Canada Weighing How Best to Invest in Bombardier, Bains Says

  • Innovation Minister considering all options in aid request
  • CEO confident both sides can reach ‘win-win’ agreement

Canada is considering different ways to provide a cash injection to struggling manufacturer Bombardier Inc., with Innovation Minister Navdeep Bains saying it’s now a matter of how -- not if -- an aid package can be delivered.

The government is prepared to invest in the firm and is considering all its options, including a direct equity stake, a loan or a repayable grant, so long as the company can demonstrate it has a long-term plan and that it’s committed to keeping jobs and conducting research within Canada, Bains said Wednesday in Ottawa.

“Bombardier’s a key anchor firm. So it’s not a matter of if we will invest, it’s how,” he said in an interview with Bloomberg TV Canada’s Amanda Lang, before acknowledging his phrasing is new. “What it says is a clear direction. We’re committed to the sector, we’re committed to the company.
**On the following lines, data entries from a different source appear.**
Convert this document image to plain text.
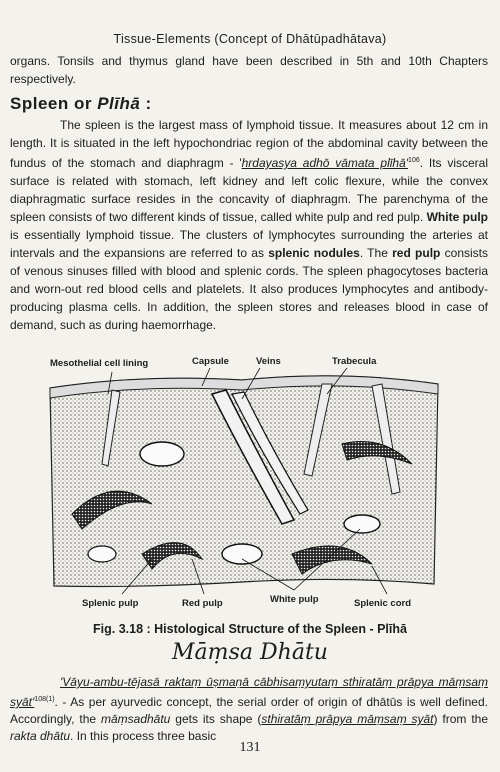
Tissue-Elements (Concept of Dhātūpadhātava)
organs. Tonsils and thymus gland have been described in 5th and 10th Chapters respectively.
Spleen or Plīhā :
The spleen is the largest mass of lymphoid tissue. It measures about 12 cm in length. It is situated in the left hypochondriac region of the abdominal cavity between the fundus of the stomach and diaphragm - 'hrdayasya adhō vāmata $plīhā'^{106}$. Its visceral surface is related with stomach, left kidney and left colic flexure, while the convex diaphragmatic surface resides in the concavity of diaphragm. The parenchyma of the spleen consists of two different kinds of tissue, called white pulp and red pulp. White pulp is essentially lymphoid tissue. The clusters of lymphocytes surrounding the arteries at intervals and the expansions are referred to as splenic nodules. The red pulp consists of venous sinuses filled with blood and splenic cords. The spleen phagocytoses bacteria and worn-out red blood cells and platelets. It also produces lymphocytes and antibody-producing plasma cells. In addition, the spleen stores and releases blood in case of demand, such as during haemorrhage.
Mesothelial cell lining	Capsule	Veins	Trabecula
Splenic pulp	Red pulp	White pulp	Splenic cord
Fig. 3.18 : Histological Structure of the Spleen - Plīhā
Māṃsa Dhātu
'Vāyu-ambu-tējasā raktaṃ ūṣmaṇā cābhisaṃyutaṃ sthiratāṃ prāpya māṃsaṃ $syāt'^{108(1)}$. - As per ayurvedic concept, the serial order of origin of dhātūs is well defined. Accordingly, the māṃsadhātu gets its shape (sthiratāṃ prāpya māṃsaṃ syāt) from the rakta dhātu. In this process three basic
131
But we also want to be responsible about how we deploy Canadian taxpayers’ money.”

Bombardier shares rose C$0.04 to $1.77, or 2 percent, as of 3:58 p.m. Toronto time on Wednesday. The widely held shares are up about 31 percent through 2016, though have fallen in recent months from a July 12 high of C$2.16.

CEO Confident

The Montreal-based company formally sought $1 billion in federal aid nearly a year ago and the two sides have been locked in a standoff since then over corporate governance concessions. That proposal involved a direct investment by both the federal and provincial government, though the latter has since finalized its own investment.

Bombardier President and Chief Executive Officer Alain Bellemare, speaking to reporters Wednesday in Ottawa at the Public Policy Forum conference, said he was confident the two sides can reach a “win-win” agreement on an aid package.
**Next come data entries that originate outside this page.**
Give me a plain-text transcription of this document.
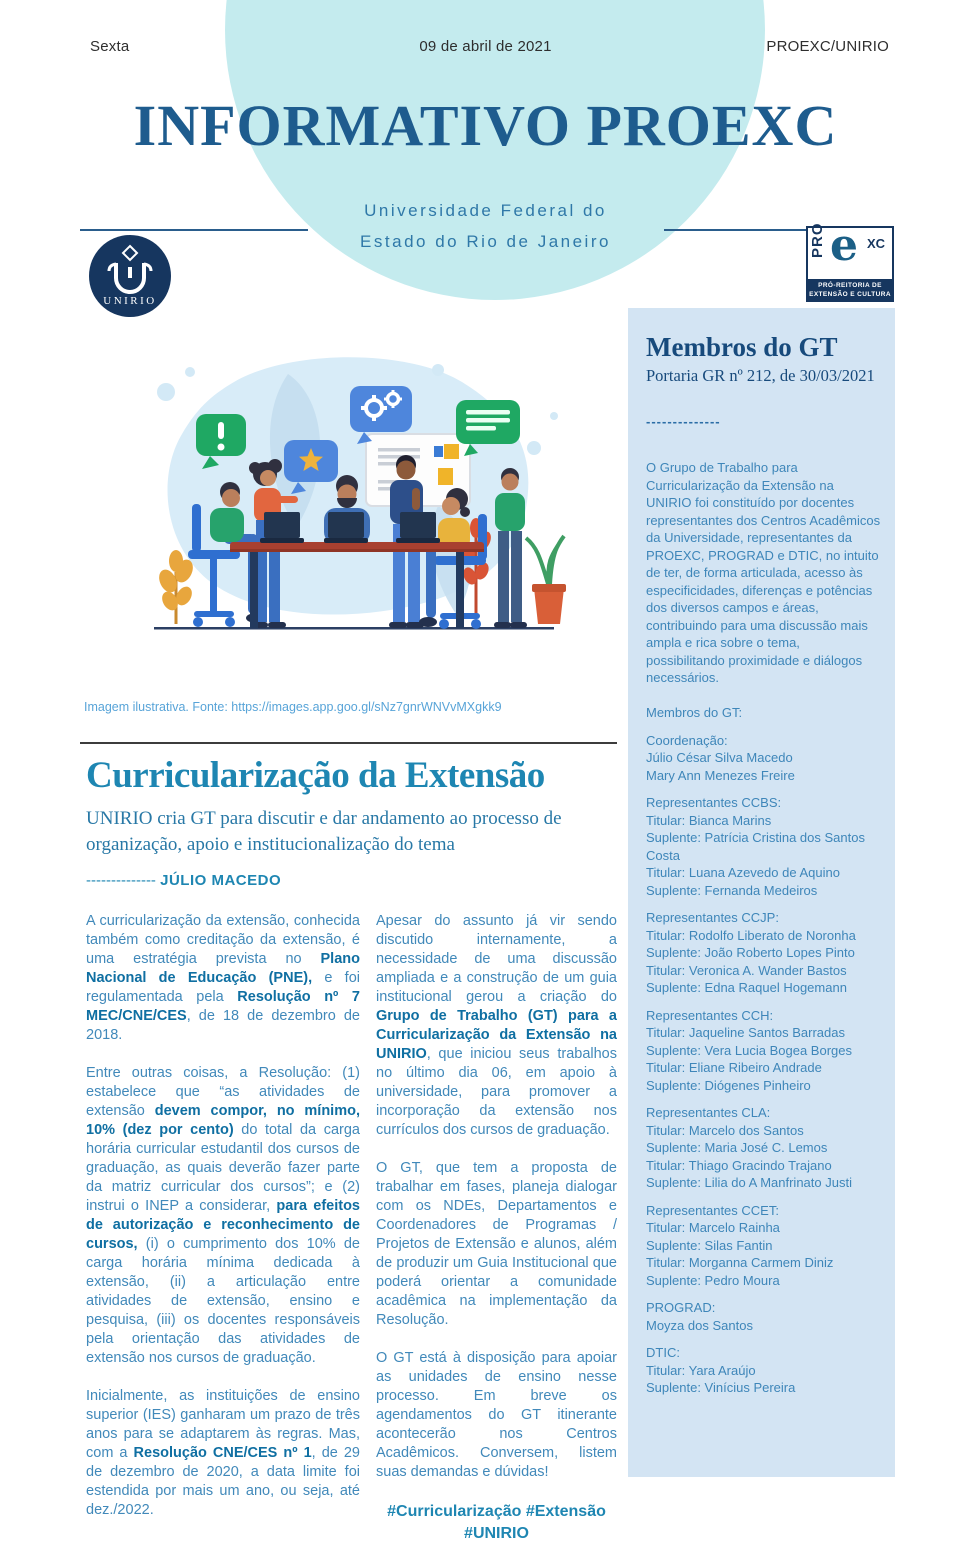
Sexta	09 de abril de 2021	PROEXC/UNIRIO
INFORMATIVO PROEXC
Universidade Federal do
Estado do Rio de Janeiro
UNIRIO
PRO e XC
PRÓ-REITORIA DE
EXTENSÃO E CULTURA
Imagem ilustrativa. Fonte: https://images.app.goo.gl/sNz7gnrWNVvMXgkk9
Curricularização da Extensão
UNIRIO cria GT para discutir e dar andamento ao processo de organização, apoio e institucionalização do tema
-------------- JÚLIO MACEDO

A curricularização da extensão, conhecida também como creditação da extensão, é uma estratégia prevista no Plano Nacional de Educação (PNE), e foi regulamentada pela Resolução nº 7 MEC/CNE/CES, de 18 de dezembro de 2018.

Entre outras coisas, a Resolução: (1) estabelece que “as atividades de extensão devem compor, no mínimo, 10% (dez por cento) do total da carga horária curricular estudantil dos cursos de graduação, as quais deverão fazer parte da matriz curricular dos cursos”; e (2) instrui o INEP a considerar, para efeitos de autorização e reconhecimento de cursos, (i) o cumprimento dos 10% de carga horária mínima dedicada à extensão, (ii) a articulação entre atividades de extensão, ensino e pesquisa, (iii) os docentes responsáveis pela orientação das atividades de extensão nos cursos de graduação.

Inicialmente, as instituições de ensino superior (IES) ganharam um prazo de três anos para se adaptarem às regras. Mas, com a Resolução CNE/CES nº 1, de 29 de dezembro de 2020, a data limite foi estendida por mais um ano, ou seja, até dez./2022.

Apesar do assunto já vir sendo discutido internamente, a necessidade de uma discussão ampliada e a construção de um guia institucional gerou a criação do Grupo de Trabalho (GT) para a Curricularização da Extensão na UNIRIO, que iniciou seus trabalhos no último dia 06, em apoio à universidade, para promover a incorporação da extensão nos currículos dos cursos de graduação.

O GT, que tem a proposta de trabalhar em fases, planeja dialogar com os NDEs, Departamentos e Coordenadores de Programas / Projetos de Extensão e alunos, além de produzir um Guia Institucional que poderá orientar a comunidade acadêmica na implementação da Resolução.

O GT está à disposição para apoiar as unidades de ensino nesse processo. Em breve os agendamentos do GT itinerante acontecerão nos Centros Acadêmicos. Conversem, listem suas demandas e dúvidas!

#Curricularização #Extensão
#UNIRIO
Membros do GT
Portaria GR nº 212, de 30/03/2021
--------------
O Grupo de Trabalho para Curricularização da Extensão na UNIRIO foi constituído por docentes representantes dos Centros Acadêmicos da Universidade, representantes da PROEXC, PROGRAD e DTIC, no intuito de ter, de forma articulada, acesso às especificidades, diferenças e potências dos diversos campos e áreas, contribuindo para uma discussão mais ampla e rica sobre o tema, possibilitando proximidade e diálogos necessários.
Membros do GT:
Coordenação:
Júlio César Silva Macedo
Mary Ann Menezes Freire
Representantes CCBS:
Titular: Bianca Marins
Suplente: Patrícia Cristina dos Santos Costa
Titular: Luana Azevedo de Aquino
Suplente: Fernanda Medeiros
Representantes CCJP:
Titular: Rodolfo Liberato de Noronha
Suplente: João Roberto Lopes Pinto
Titular: Veronica A. Wander Bastos
Suplente: Edna Raquel Hogemann
Representantes CCH:
Titular: Jaqueline Santos Barradas
Suplente: Vera Lucia Bogea Borges
Titular: Eliane Ribeiro Andrade
Suplente: Diógenes Pinheiro
Representantes CLA:
Titular: Marcelo dos Santos
Suplente: Maria José C. Lemos
Titular: Thiago Gracindo Trajano
Suplente: Lilia do A Manfrinato Justi
Representantes CCET:
Titular: Marcelo Rainha
Suplente: Silas Fantin
Titular: Morganna Carmem Diniz
Suplente: Pedro Moura
PROGRAD:
Moyza dos Santos
DTIC:
Titular: Yara Araújo
Suplente: Vinícius Pereira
“It has to make sense for the government and for Bombardier as well,” he said. A federal investment would give added confidence to Bombardier customers and to the market overall, he said. Asked about the change in phrasing from Bains, Bellemare said “aerospace is a very critical industry for Canada, that is what you can read into this.”

‘Future Success’

Canada doesn’t “want to get a deal done for the sake of getting a deal done,” Bains said earlier Wednesday. He added that government officials met with the company Tuesday in Montreal, where he announced C$54 million ($41 million) in funding for a Bombardier-led consortium of firms and academic institutions developing new aircraft technology.

“It’s about how do we focus on the future success of the company, which is so critical to the success of the aerospace sector,” Bains said.

The minister said Canada is “willing to make the investment as long as it translates into the sector growing, as long as it translates into more jobs and more” research and development, and provided he is convinced the company has “a robust plan for long-term success,” including keeping the head office in Canada.

Bains has said job guarantees are a major issue in “very fluid” negotiations. In exchange for aid, the federal government was seeking to dismantle the dual-class share structure that allows the founding families to control the company with only a minority stake. Bombardier rejected that proposal and has said it doesn’t intend to change its share structure.

The government of Quebec, which finalized its investment in Bombardier’s C Series project in June, wants Bains and Prime Minister Justin Trudeau to make a decision on federal aid as soon as possible.